With every link, a percentage of PageRank flows from the original page to the linked page. It boils down to how many links you have on the page. The more links you have, the less PageRank each link gets from your page.
The Snippet of a page in Google Search Results
For those who don’t know what a snippet is, this is what a snippet looks like in the Google Search Engine Results Pages (SERPs).
The snippet is displayed to the searcher to give the searcher information about the page. In the snippet, the words that the searcher searched for are usually bolded to indicate the relevance of the page. Also, pages that you have visited previously appear in a different colour. Google does this so that you know you have already visited that page in the past.

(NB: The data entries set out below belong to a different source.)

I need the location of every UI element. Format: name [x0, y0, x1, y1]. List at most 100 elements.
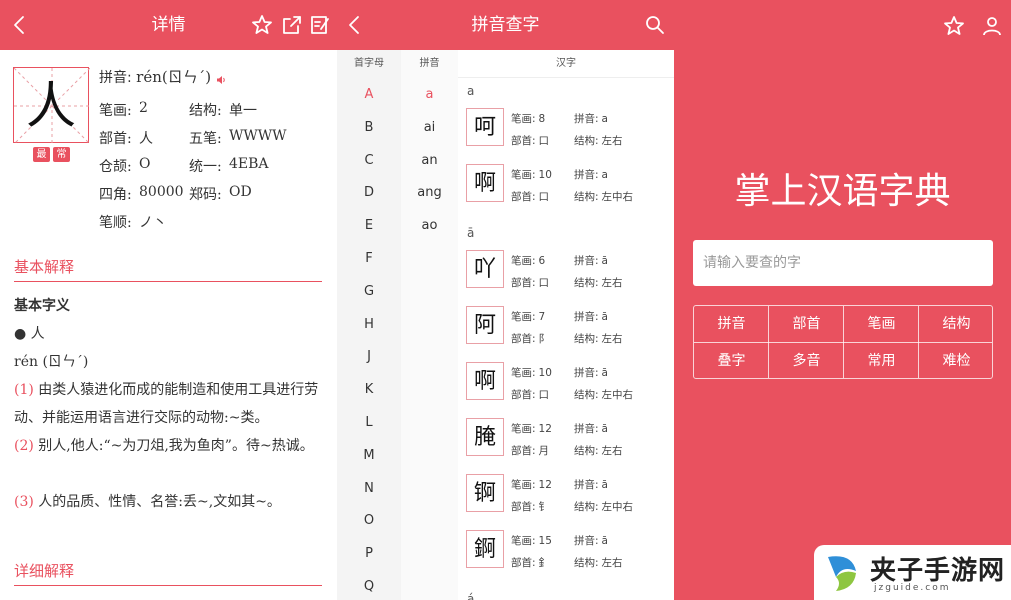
basic-meaning-pinyin: rén (ㄖㄣˊ) [14, 354, 89, 370]
hanzi-strokes-label: 笔画: [511, 311, 536, 323]
menu-strokes-button[interactable]: 笔画 [844, 306, 919, 342]
hanzi-strokes-value: 12 [538, 423, 552, 435]
hanzi-strokes: 笔画: 10 [511, 167, 552, 182]
watermark-sub: jzguide.com [874, 583, 951, 593]
hanzi-pinyin-value: ā [601, 255, 608, 267]
menu-common-button[interactable]: 常用 [844, 343, 919, 379]
divider [14, 585, 322, 586]
badge-common: 常 [53, 147, 70, 162]
watermark-text: 夹子手游网 [870, 556, 1006, 586]
info-unicode-value: 4EBA [229, 156, 269, 172]
hanzi-pinyin-label: 拼音: [574, 169, 599, 181]
syllable-item[interactable]: a [401, 87, 458, 102]
star-icon[interactable] [250, 13, 274, 37]
letter-item[interactable]: K [337, 382, 401, 397]
definition-num: (3) [14, 494, 34, 510]
letter-item[interactable]: F [337, 251, 401, 266]
header-pinyin: 拼音 [401, 50, 458, 78]
user-icon[interactable] [980, 14, 1004, 38]
main-character: 人 [26, 77, 76, 135]
edit-icon[interactable] [308, 13, 332, 37]
hanzi-strokes-value: 15 [538, 535, 552, 547]
letter-item[interactable]: E [337, 218, 401, 233]
hanzi-structure-value: 左右 [601, 333, 623, 345]
hanzi-item[interactable]: 啊 [466, 164, 504, 202]
letter-item[interactable]: Q [337, 579, 401, 594]
info-structure-value: 单一 [229, 103, 257, 119]
hanzi-item[interactable]: 啊 [466, 362, 504, 400]
speaker-icon[interactable] [216, 73, 226, 84]
hanzi-radical: 部首: 钅 [511, 499, 549, 514]
app-title: 掌上汉语字典 [734, 171, 951, 212]
hanzi-strokes-value: 12 [538, 479, 552, 491]
letter-item[interactable]: P [337, 546, 401, 561]
hanzi-strokes-value: 10 [538, 169, 552, 181]
hanzi-radical-label: 部首: [511, 557, 536, 569]
syllable-item[interactable]: an [401, 153, 458, 168]
menu-radical-button[interactable]: 部首 [769, 306, 844, 342]
letter-item[interactable]: H [337, 317, 401, 332]
syllable-item[interactable]: ang [401, 185, 458, 200]
info-radical-label: 部首: [99, 131, 132, 147]
hanzi-pinyin-value: a [601, 113, 608, 125]
hanzi-structure-value: 左右 [601, 557, 623, 569]
hanzi-radical-label: 部首: [511, 191, 536, 203]
definition-text: 别人,他人:“~为刀俎,我为鱼肉”。待~热诚。 [38, 438, 314, 454]
hanzi-item[interactable]: 腌 [466, 418, 504, 456]
hanzi-item[interactable]: 阿 [466, 306, 504, 344]
syllable-item[interactable]: ai [401, 120, 458, 135]
syllable-item[interactable]: ao [401, 218, 458, 233]
menu-difficult-button[interactable]: 难检 [919, 343, 994, 379]
letter-item[interactable]: B [337, 120, 401, 135]
hanzi-structure-value: 左右 [601, 445, 623, 457]
hanzi-radical-value: 口 [538, 135, 550, 147]
hanzi-radical: 部首: 阝 [511, 331, 549, 346]
hanzi-item[interactable]: 锕 [466, 474, 504, 512]
letter-item[interactable]: D [337, 185, 401, 200]
hanzi-structure-label: 结构: [574, 333, 599, 345]
info-order-value: ノ丶 [139, 215, 167, 231]
share-icon[interactable] [280, 13, 304, 37]
hanzi-item[interactable]: 吖 [466, 250, 504, 288]
hanzi-strokes-value: 8 [538, 113, 546, 125]
letter-item[interactable]: M [337, 448, 401, 463]
letter-item[interactable]: O [337, 513, 401, 528]
letter-item[interactable]: J [337, 349, 401, 364]
hanzi-strokes: 笔画: 7 [511, 309, 545, 324]
info-structure-label: 结构: [189, 103, 222, 119]
info-radical-value: 人 [139, 131, 153, 147]
definition-2: (2) 别人,他人:“~为刀俎,我为鱼肉”。待~热诚。 [14, 432, 324, 460]
hanzi-radical-value: 月 [538, 445, 550, 457]
hanzi-item[interactable]: 呵 [466, 108, 504, 146]
hanzi-radical-label: 部首: [511, 501, 536, 513]
menu-repeated-button[interactable]: 叠字 [694, 343, 769, 379]
letter-item[interactable]: L [337, 415, 401, 430]
search-icon[interactable] [643, 13, 667, 37]
letter-item[interactable]: G [337, 284, 401, 299]
syllable-group-label: á [467, 592, 475, 600]
hanzi-strokes: 笔画: 12 [511, 477, 552, 492]
watermark-logo-icon [828, 556, 856, 591]
badge-most: 最 [33, 147, 50, 162]
hanzi-structure: 结构: 左右 [574, 443, 623, 458]
hanzi-radical: 部首: 月 [511, 443, 549, 458]
letter-item[interactable]: C [337, 153, 401, 168]
star-icon[interactable] [942, 14, 966, 38]
header-hanzi: 汉字 [458, 50, 674, 78]
search-input[interactable]: 请输入要查的字 [693, 240, 993, 286]
lookup-menu-grid: 拼音 部首 笔画 结构 叠字 多音 常用 难检 [693, 305, 993, 379]
syllable-group-label: ā [467, 226, 475, 240]
hanzi-structure: 结构: 左右 [574, 275, 623, 290]
hanzi-structure-label: 结构: [574, 135, 599, 147]
menu-structure-button[interactable]: 结构 [919, 306, 994, 342]
hanzi-strokes: 笔画: 8 [511, 111, 545, 126]
definition-1: (1) 由类人猿进化而成的能制造和使用工具进行劳动、并能运用语言进行交际的动物:… [14, 376, 324, 432]
basic-meaning-char: ● 人 [14, 326, 45, 342]
letter-item[interactable]: A [337, 87, 401, 102]
basic-meaning-subtitle: 基本字义 [14, 298, 70, 314]
hanzi-item[interactable]: 錒 [466, 530, 504, 568]
menu-pinyin-button[interactable]: 拼音 [694, 306, 769, 342]
menu-polyphone-button[interactable]: 多音 [769, 343, 844, 379]
letter-item[interactable]: N [337, 481, 401, 496]
hanzi-radical-value: 阝 [538, 333, 550, 345]
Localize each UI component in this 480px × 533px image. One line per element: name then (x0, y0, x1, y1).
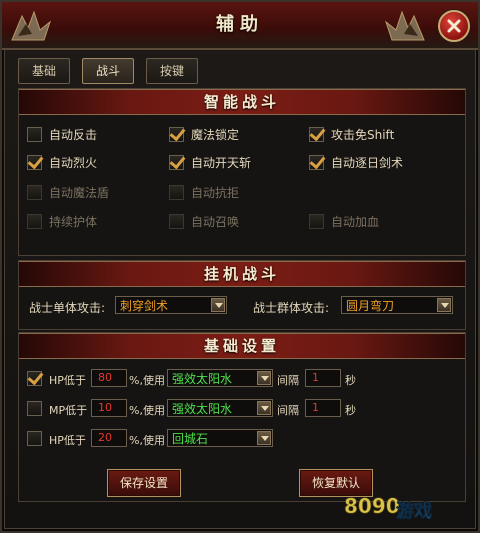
hp-item-value: 强效太阳水 (172, 371, 233, 386)
option-label: 自动逐日剑术 (331, 155, 404, 170)
option-auto-magic-shield: 自动魔法盾 (27, 184, 109, 200)
option-auto-counter[interactable]: 自动反击 (27, 126, 97, 142)
window-title: 辅助 (216, 14, 264, 35)
hp-item-select[interactable]: 强效太阳水 (167, 369, 273, 387)
option-label: 自动加血 (331, 214, 380, 229)
interval-label: 间隔 (277, 404, 299, 417)
checkbox (27, 184, 42, 200)
option-label: 自动烈火 (49, 155, 98, 170)
mp-potion-checkbox[interactable] (27, 401, 42, 416)
mp-item-select[interactable]: 强效太阳水 (167, 399, 273, 417)
tab-combat[interactable]: 战斗 (82, 58, 134, 84)
mp-below-label: MP低于 (49, 404, 88, 417)
option-label: 自动抗拒 (191, 185, 240, 200)
option-auto-blaze[interactable]: 自动烈火 (27, 154, 97, 170)
option-auto-sun-sword[interactable]: 自动逐日剑术 (309, 154, 403, 170)
tab-keys[interactable]: 按键 (146, 58, 198, 84)
option-label: 持续护体 (49, 214, 98, 229)
checkbox[interactable] (169, 154, 184, 170)
chevron-down-icon[interactable] (211, 298, 225, 312)
checkbox[interactable] (309, 126, 324, 142)
mp-item-value: 强效太阳水 (172, 401, 233, 416)
title-bar[interactable]: 辅助 (2, 2, 478, 50)
return-item-select[interactable]: 回城石 (167, 429, 273, 447)
option-label: 攻击免Shift (331, 127, 395, 142)
svg-text:游戏: 游戏 (396, 500, 432, 522)
hp-threshold-input[interactable]: 80 (91, 369, 127, 387)
close-icon (447, 19, 461, 33)
option-label: 自动召唤 (191, 214, 240, 229)
checkbox (27, 213, 42, 229)
assist-window: 辅助 基础 战斗 按键 智能战斗 自动反击 魔法锁定 攻击免Shift 自动烈火… (0, 0, 480, 533)
single-attack-select[interactable]: 刺穿剑术 (115, 296, 227, 314)
interval-label: 间隔 (277, 374, 299, 387)
option-sustain-guard: 持续护体 (27, 213, 97, 229)
option-auto-summon: 自动召唤 (169, 213, 239, 229)
chevron-down-icon[interactable] (257, 401, 271, 415)
site-watermark-logo: 8090 游戏 (344, 494, 433, 523)
tab-basic[interactable]: 基础 (18, 58, 70, 84)
group-attack-label: 战士群体攻击: (253, 301, 330, 315)
basic-settings-header: 基础设置 (19, 333, 465, 359)
checkbox (169, 213, 184, 229)
checkbox (309, 213, 324, 229)
checkbox[interactable] (27, 126, 42, 142)
checkbox[interactable] (27, 154, 42, 170)
group-attack-select[interactable]: 圆月弯刀 (341, 296, 453, 314)
option-label: 自动开天斩 (191, 155, 252, 170)
return-item-value: 回城石 (172, 431, 209, 446)
option-auto-sky-slash[interactable]: 自动开天斩 (169, 154, 251, 170)
hp-below-label: HP低于 (49, 374, 86, 387)
option-label: 自动反击 (49, 127, 98, 142)
seconds-label: 秒 (345, 404, 356, 417)
basic-settings-panel: 基础设置 HP低于 80 %,使用 强效太阳水 间隔 1 秒 MP低于 10 %… (18, 332, 466, 502)
close-button[interactable] (438, 10, 470, 42)
single-attack-value: 刺穿剑术 (120, 298, 169, 313)
group-attack-value: 圆月弯刀 (346, 298, 395, 313)
auto-combat-panel: 挂机战斗 战士单体攻击: 刺穿剑术 战士群体攻击: 圆月弯刀 (18, 260, 466, 330)
smart-combat-header: 智能战斗 (19, 89, 465, 115)
option-label: 魔法锁定 (191, 127, 240, 142)
dragon-ornament-icon (384, 10, 425, 41)
mp-threshold-input[interactable]: 10 (91, 399, 127, 417)
mp-interval-input[interactable]: 1 (305, 399, 341, 417)
pct-use-label: %,使用 (129, 404, 165, 417)
option-auto-repel: 自动抗拒 (169, 184, 239, 200)
option-label: 自动魔法盾 (49, 185, 110, 200)
dragon-ornament-icon (11, 10, 52, 41)
chevron-down-icon[interactable] (437, 298, 451, 312)
checkbox[interactable] (309, 154, 324, 170)
auto-combat-header: 挂机战斗 (19, 261, 465, 287)
smart-combat-panel: 智能战斗 自动反击 魔法锁定 攻击免Shift 自动烈火 自动开天斩 自动逐日剑… (18, 88, 466, 256)
option-auto-heal: 自动加血 (309, 213, 379, 229)
option-magic-lock[interactable]: 魔法锁定 (169, 126, 239, 142)
pct-use-label: %,使用 (129, 434, 165, 447)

The searcher usually makes a decision (largely based on the snippet) if the result is what they are looking for. The snippet of your page is very important. Usually, you can define what the snippet should look like with your title and description. Although, Google might show other information based on the page’s content if they choose. Mostly, Google only does this if you didn’t enter a title and description.
Google Ads in Google Search results
Google is a company that does many different things. Most people think of Google only as a search engine. However, Google is also an advertising company, an e-mail provider, storage service, maps provider, software developer, video and media company – and many other things. To give you an idea of Google’s reach, just look at the Google products page. Google is massive and has a hand in most things related to technology.
As an advertising company, Google shows ads (related to your search) in the search results. Companies buy these ads from Google – to display their advertisements in Google’s ad space. I was very surprised when I heard that nearly half of searchers can’t tell ads from search results. However, Matt makes it quite clear which are paid advertisements and which are organic search results.